Binance, one of the world’s leading cryptocurrency exchanges, has experienced an exodus of key executives amid increasing regulatory troubles. In the first nine months of 2023, 10 executives from various departments have left the company. The most recent resignations came from Helen Hai, executive vice president, Gleb Kostarev, vice president of Eastern Europe, Turkey, the Commonwealth of Independent States, Australia and New Zealand, and Vladimir Smerkis, CIS general manager. These departures followed Binance’s response to the United States Department of Justice investigation, which led to the departure of four top executives on the same day.
Despite the departures, Binance CEO Changpeng Zhao remains confident in the company’s stability. He assures that Binance’s balance sheet and employee retention remain robust, even in the face of recent market uncertainty. However, the ongoing exodus of executives has been a cause for concern within the crypto community, as it raises questions about Binance’s ability to navigate the regulatory challenges it currently faces.
In other news, the United States Securities and Exchange Commission (SEC) has approved Nasdaq’s request to operate its first AI-driven order type. The new system, called the dynamic midpoint extended life order (M-ELO), uses artificial intelligence to update and recalibrate itself in real-time. Nasdaq claims that the dynamic M-ELO has demonstrated significant improvements in fill rates and mark-outs during testing. This approval marks a significant step forward in the adoption of AI technology within the financial industry.
Meanwhile, former FTX CEO Sam “SBF” Bankman-Fried has lost an initial appeal to be released on bail prior to his criminal trial.

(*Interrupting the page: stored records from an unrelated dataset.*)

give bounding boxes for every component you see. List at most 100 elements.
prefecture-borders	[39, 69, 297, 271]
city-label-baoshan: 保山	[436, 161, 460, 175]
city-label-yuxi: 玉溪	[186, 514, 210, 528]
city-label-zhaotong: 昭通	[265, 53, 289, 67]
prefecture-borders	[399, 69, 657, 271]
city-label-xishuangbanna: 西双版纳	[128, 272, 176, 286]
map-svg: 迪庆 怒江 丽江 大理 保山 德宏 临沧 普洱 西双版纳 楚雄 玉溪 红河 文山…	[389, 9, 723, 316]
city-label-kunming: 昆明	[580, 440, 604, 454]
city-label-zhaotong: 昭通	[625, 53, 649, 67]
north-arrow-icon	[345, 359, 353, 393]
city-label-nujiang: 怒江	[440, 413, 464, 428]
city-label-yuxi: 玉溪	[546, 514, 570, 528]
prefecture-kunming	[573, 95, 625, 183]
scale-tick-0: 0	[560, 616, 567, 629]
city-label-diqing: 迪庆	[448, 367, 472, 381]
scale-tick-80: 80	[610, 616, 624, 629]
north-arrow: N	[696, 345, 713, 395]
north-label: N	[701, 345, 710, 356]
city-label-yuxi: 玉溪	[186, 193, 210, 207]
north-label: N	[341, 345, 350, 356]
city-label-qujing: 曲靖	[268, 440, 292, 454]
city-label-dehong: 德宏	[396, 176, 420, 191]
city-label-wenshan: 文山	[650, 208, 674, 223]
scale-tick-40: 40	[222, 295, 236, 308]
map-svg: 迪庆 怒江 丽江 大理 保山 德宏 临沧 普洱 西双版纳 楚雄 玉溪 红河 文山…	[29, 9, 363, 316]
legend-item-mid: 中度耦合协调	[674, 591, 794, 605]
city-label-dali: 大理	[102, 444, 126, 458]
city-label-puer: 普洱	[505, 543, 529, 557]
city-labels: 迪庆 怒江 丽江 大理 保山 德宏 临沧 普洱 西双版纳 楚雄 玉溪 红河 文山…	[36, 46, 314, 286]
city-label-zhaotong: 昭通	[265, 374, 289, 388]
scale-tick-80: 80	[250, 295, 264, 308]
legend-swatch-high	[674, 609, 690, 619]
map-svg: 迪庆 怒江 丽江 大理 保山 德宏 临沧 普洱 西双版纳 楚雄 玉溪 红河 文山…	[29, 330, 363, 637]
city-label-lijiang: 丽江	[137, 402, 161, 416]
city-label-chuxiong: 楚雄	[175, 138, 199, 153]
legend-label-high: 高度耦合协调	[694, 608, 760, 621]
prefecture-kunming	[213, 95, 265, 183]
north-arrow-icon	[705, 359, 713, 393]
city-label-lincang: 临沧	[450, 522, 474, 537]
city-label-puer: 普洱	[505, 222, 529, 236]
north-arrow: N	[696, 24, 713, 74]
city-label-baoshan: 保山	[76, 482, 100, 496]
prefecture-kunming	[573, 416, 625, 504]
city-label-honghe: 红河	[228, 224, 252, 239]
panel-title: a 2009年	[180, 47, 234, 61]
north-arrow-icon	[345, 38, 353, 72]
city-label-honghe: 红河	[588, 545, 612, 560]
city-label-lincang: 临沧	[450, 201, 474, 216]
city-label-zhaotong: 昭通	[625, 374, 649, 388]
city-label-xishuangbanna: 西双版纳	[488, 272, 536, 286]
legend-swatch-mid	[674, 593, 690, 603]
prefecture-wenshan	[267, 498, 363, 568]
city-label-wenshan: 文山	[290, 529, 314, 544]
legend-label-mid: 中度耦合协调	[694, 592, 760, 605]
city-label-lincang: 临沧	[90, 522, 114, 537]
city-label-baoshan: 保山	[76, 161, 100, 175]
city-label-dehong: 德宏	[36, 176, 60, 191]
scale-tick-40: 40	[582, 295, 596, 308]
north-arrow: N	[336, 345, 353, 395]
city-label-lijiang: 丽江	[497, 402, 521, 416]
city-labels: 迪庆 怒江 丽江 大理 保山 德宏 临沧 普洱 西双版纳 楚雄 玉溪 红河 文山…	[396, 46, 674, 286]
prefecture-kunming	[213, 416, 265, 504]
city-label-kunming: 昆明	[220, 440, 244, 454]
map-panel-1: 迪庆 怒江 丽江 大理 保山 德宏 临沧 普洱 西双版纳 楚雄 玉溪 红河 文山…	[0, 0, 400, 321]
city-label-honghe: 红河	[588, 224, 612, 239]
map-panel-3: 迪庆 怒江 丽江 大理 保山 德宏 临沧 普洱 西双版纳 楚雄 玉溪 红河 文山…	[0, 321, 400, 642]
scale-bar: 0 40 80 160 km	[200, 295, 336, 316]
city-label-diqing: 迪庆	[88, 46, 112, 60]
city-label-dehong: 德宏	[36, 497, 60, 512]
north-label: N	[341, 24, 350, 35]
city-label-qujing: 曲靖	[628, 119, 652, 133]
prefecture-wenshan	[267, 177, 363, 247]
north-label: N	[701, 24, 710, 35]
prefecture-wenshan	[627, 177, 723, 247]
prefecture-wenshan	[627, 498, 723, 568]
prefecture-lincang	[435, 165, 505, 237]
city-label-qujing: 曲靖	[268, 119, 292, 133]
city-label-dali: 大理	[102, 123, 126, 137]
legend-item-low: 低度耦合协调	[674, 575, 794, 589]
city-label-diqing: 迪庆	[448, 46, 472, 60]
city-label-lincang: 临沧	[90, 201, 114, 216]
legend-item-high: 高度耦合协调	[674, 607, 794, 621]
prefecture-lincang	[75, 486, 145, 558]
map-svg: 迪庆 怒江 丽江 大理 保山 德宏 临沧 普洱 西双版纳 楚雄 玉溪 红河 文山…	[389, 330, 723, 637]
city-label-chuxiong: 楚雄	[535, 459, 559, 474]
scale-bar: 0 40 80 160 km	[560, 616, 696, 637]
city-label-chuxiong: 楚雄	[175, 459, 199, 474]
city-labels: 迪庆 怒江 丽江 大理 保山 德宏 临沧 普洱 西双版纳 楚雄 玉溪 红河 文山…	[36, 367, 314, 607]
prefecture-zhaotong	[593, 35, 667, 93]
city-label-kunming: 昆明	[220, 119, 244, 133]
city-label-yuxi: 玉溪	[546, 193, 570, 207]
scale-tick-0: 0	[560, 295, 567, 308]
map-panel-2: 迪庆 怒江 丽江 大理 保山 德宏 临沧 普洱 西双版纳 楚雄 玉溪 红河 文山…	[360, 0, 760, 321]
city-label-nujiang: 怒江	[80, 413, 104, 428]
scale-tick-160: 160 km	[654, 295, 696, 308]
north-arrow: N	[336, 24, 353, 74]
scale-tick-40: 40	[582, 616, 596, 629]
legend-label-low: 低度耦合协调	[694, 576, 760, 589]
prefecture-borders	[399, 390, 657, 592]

Bankman-Fried’s lawyers argued that the current measures to allow him to prepare for his trial were inadequate due to limited internet access. However, an appeals court denied the motion, and Bankman-Fried remains in detention. He is scheduled to go to trial on October 3 and has approximately four weeks to prepare.
In the world of exchange-traded funds (ETFs), ARK Invest and 21Shares have filed a request with the SEC to approve the listing of shares of a spot Ether ETF. The investment vehicle, called the ARK 21Shares Ethereum ETF, will measure the performance of Ether based on the Chicago Mercantile Exchange CF Ether-Dollar Reference Rate. This proposal is one of many spot crypto ETFs that will be reviewed by the SEC in the coming months. The regulator has been delaying decisions on crypto investment products, especially Bitcoin spot ETF proposals.
Grayscale, the world’s largest digital asset manager, has asked the SEC to meet and discuss the next steps for the conversion of its flagship Bitcoin fund (GBTC) into a spot ETF. Grayscale’s lawyers argue that there are no legal grounds to treat the GBTC differently from Bitcoin futures ETFs that the SEC has previously approved. They believe that the fund’s conversion application has been pending for an unusually long time and should be allowed to proceed.
Moving onto market performance, Bitcoin is currently priced at $25,871, Ether at $1,635, and XRP at $0.50. The total market cap of all cryptocurrencies stands at $1.04 trillion. In terms of altcoins, the top gainers of the week are Synthetix, Stellar, and Render, while the top losers are Gala, Mantle, and Flare.
In a recent interview, Filbfilb, a veteran pseudonymous analyst, shared his predictions for Bitcoin’s price. He believes that Bitcoin has a chance to end 2023 at $35,000, with a possible high of $46,000 before the halving in Q1 2024. Filbfilb cites the contraction of new supply and increased speculative demand as factors that could drive the price higher.
In enforcement news, collapsed trading organization Mirror Trading International (MTI) has been ordered by a Texas court to pay $1.7 billion in restitution to victims. The court found MTI guilty of operating a fraudulent scheme involving digital assets and forex. MTI went into provisional liquidation in 2020 after one of its directors allegedly fled the country with approximately $1 billion in Bitcoin.
Additionally, the former CEO of Turkish crypto exchange Thodex, Faruk Fatih Özer, has been sentenced to 11,196 years in prison for various charges, including fraud and money laundering. Thodex was once one of the largest digital asset trading platforms in Turkey before its abrupt collapse, which saw Özer flee the country with customers’ assets totaling $2 billion in crypto.
Finally, the U.S. Federal Bureau of Investigation (FBI) has announced that the $41 million hack of crypto gambling site Stake was carried out by the North Korean hacking collective Lazarus Group. The group has stolen over $200 million in crypto this year.
In conclusion, the cryptocurrency industry continues to face regulatory challenges and enforcement actions as it strives for mainstream adoption. The exodus of key executives from Binance highlights the difficulties faced by crypto companies in navigating these challenges. However, developments such as Nasdaq’s approval for an AI-driven order type and the filing of ETF proposals signal progress in integrating crypto into traditional financial systems. The future of the industry remains uncertain, but with ongoing innovations and improvements, it is poised to thrive in the long run.